By Ogova Ondego
Published March 15, 2008

A feature film to commemorate the 10th anniversary of the bombing of the American embassy in Kenya on August 7, 1998, is set to premiere in Nairobi on August 8, 2008.

The US$250,000 short fiction film is written and directed by Wanuri Kahiu, one of Kenya’s young, promising, talented and professional filmmakers who says she writes and directs “films that challenge and inspire the human spirit to re-unite and remember. I believe that the union of people and the integration of cultures through stories are beneficial to all.”

Describing the film as a story of survival and redemption, Kahiu’s characters include a Muslim girl who lost her mother in 1998 and who has been on a long quest of looking for her through painting pictures that she then places in strategic places around the country. Also in the cast is a young terrorist and an equally young anti-terrorist police officer whose zeal is frustrated by his superiors who do not take him seriously. Had he been taken seriously, the director says, the US embassy bombing could have been prevented.

The film will also touch on the bombing of the Paradise Hotel in Kikambala, Mombasa and the attempted shooting down of an Israeli passenger plane at Moi International Airport, Mombasa.

Asked how she intends to handle such sensitive subjects like Islam and terrorism, Kahiu says her story shows how people survive traumatic events and that she does not accuse any one in her work. “I want to show that terror affects everyone,” she says of the story that has ‘Muslim’ characters in prominent roles.

RELATED: Ugandan Independent Film Producer Shares His Vision

The film, to be shot for 20 days in May 2008, will also provide some training ground for young people in areas such as directing, editing, make-up, art and photography. Interested people are asked to apply as only limited vacancies are available, Kahiu says.
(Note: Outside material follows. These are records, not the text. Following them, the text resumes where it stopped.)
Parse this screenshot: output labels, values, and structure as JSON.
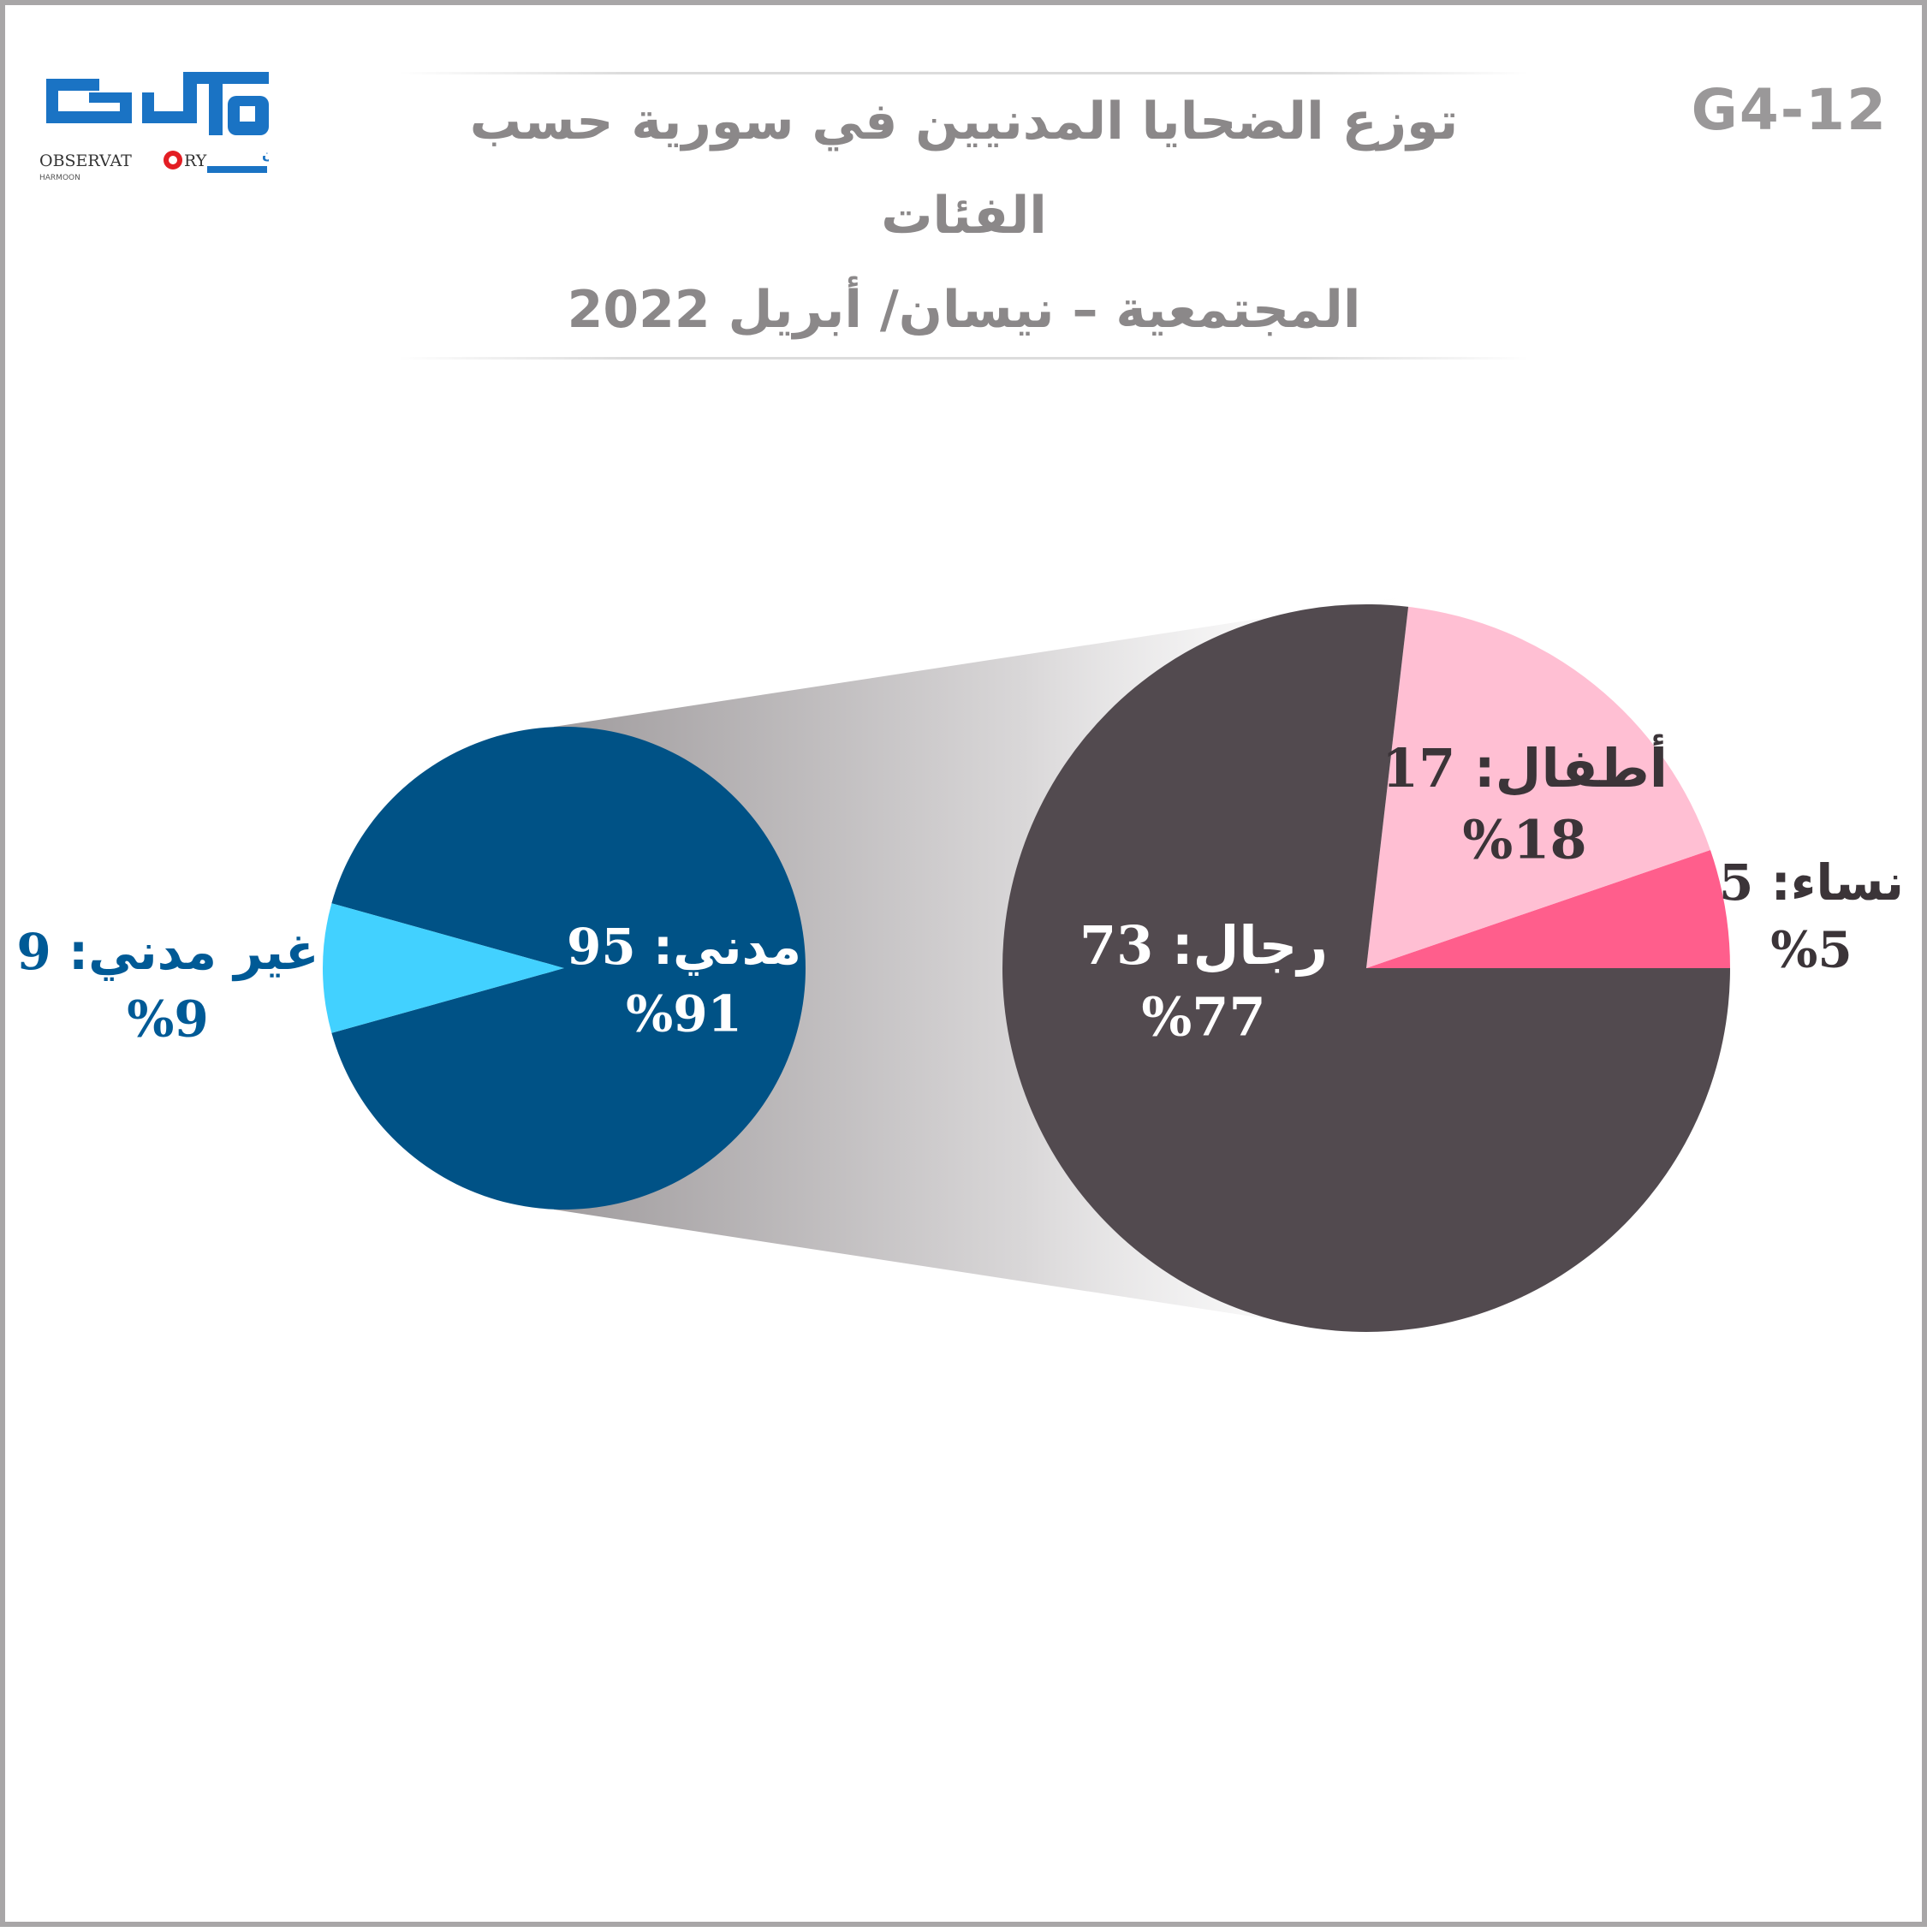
{
  "code": "G4-12",
  "logo": {
    "brand_arabic": "مرصد",
    "sub_arabic": "حرمون",
    "brand_latin_left": "OBSERVAT",
    "brand_latin_right": "RY",
    "brand_latin_small": "HARMOON",
    "colors": {
      "primary": "#1a73c4",
      "accent": "#e31e24"
    }
  },
  "header": {
    "title_line1": "توزع الضحايا المدنيين في سورية حسب الفئات",
    "title_line2": "المجتمعية –  نيسان/ أبريل 2022"
  },
  "chart_data": [
    {
      "type": "pie",
      "slices": [
        {
          "name": "مدني",
          "value": 95,
          "percent_label": "%91",
          "color": "#005286",
          "label_color": "#ffffff"
        },
        {
          "name": "غير مدني",
          "value": 9,
          "percent_label": "%9",
          "color": "#42d1ff",
          "label_color": "#005a96"
        }
      ]
    },
    {
      "type": "pie",
      "slices": [
        {
          "name": "رجال",
          "value": 73,
          "percent_label": "%77",
          "color": "#524a4f",
          "label_color": "#ffffff"
        },
        {
          "name": "أطفال",
          "value": 17,
          "percent_label": "%18",
          "color": "#ffbfd3",
          "label_color": "#3b3438"
        },
        {
          "name": "نساء",
          "value": 5,
          "percent_label": "%5",
          "color": "#ff5e8c",
          "label_color": "#3b3438"
        }
      ]
    }
  ]
}
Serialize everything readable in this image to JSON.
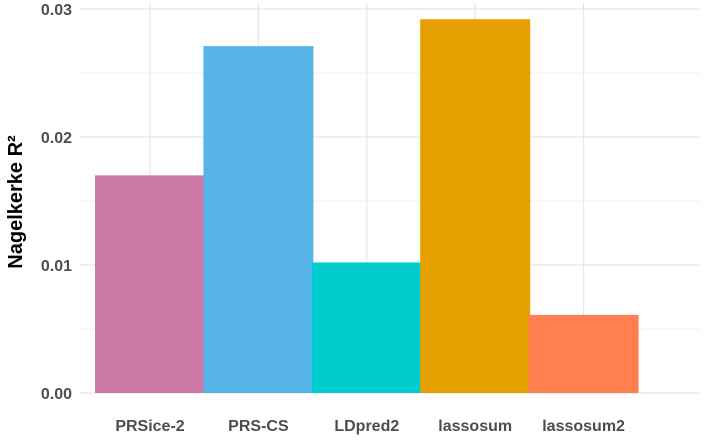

Kahiu just returned from Johannesburg, South Africa, where she was part of a pan-African short film screen play-development initiative aimed at encouraging Africans themselves to engage with the challenges facing their continent through the medium of film, is also developing her short, futuristic science fiction film, Pumzi (Fresh Breathe).

The South African training was the initiative of Goethe-Institut in conjunction with the Art in Africa Foundation.

While in Johannesburg, Kahiu, who also doubles up as founder and managing director of Dada Productions, also got involved with another pan-African film initiative that will see her make a film in Kenya. More on this later, though.

Kahiu and Dada Productions came to the limelight in 2004 when they organised a film workshop at Film Studios with the aim of equipping local filmmakers with skills to work internationally. Since then, Dada Productions has been in the forefront in promoting what Kahiu calls “dialogue about Third Cinema within Kenya.”

“We promote a healthy dialogue about culture, class struggle, women’s roles, religion and social attitudes, all through the context of film,” Kahiu says.

In 2005, Dada Productions was commissioned to work on its first documentary for international release. The result was THE SPARK THAT UNITES, a film about a young actor’s process as he transforms himself from the New York-born Derek Luke to play Patrick Chamusso, a South African freedom fighter who took up arms against the Apartheid regime. “The documentary reveals a unique behind-the-scenes perspective of the internationally-acclaimed CATCH A FIRE feature film by Working Title and Universal Films.”

RELATED: Children Take Charge as Adults Shun Responsibility

Soon after this, Dada Productions wrote, directed and produced RAS STAR, a short feature film for M-Net New Directions programme. The short is the story about a young Muslim girl trying desperately to get to a talent show, despite her brother’s mischief and a local gangster’s attraction.

RAS STAR, according to Kahiu, “celebrates Nairobi youth culture through its choice in music, style and language.”

The film, that was nominated for five African Academy Film Awards, has screened at Rotterdam Film Festival (Holland), Pan African Film Festival (Los Angeles, California, USA) and at Lola Kenya Screen film forum, Nairobi (Kenya).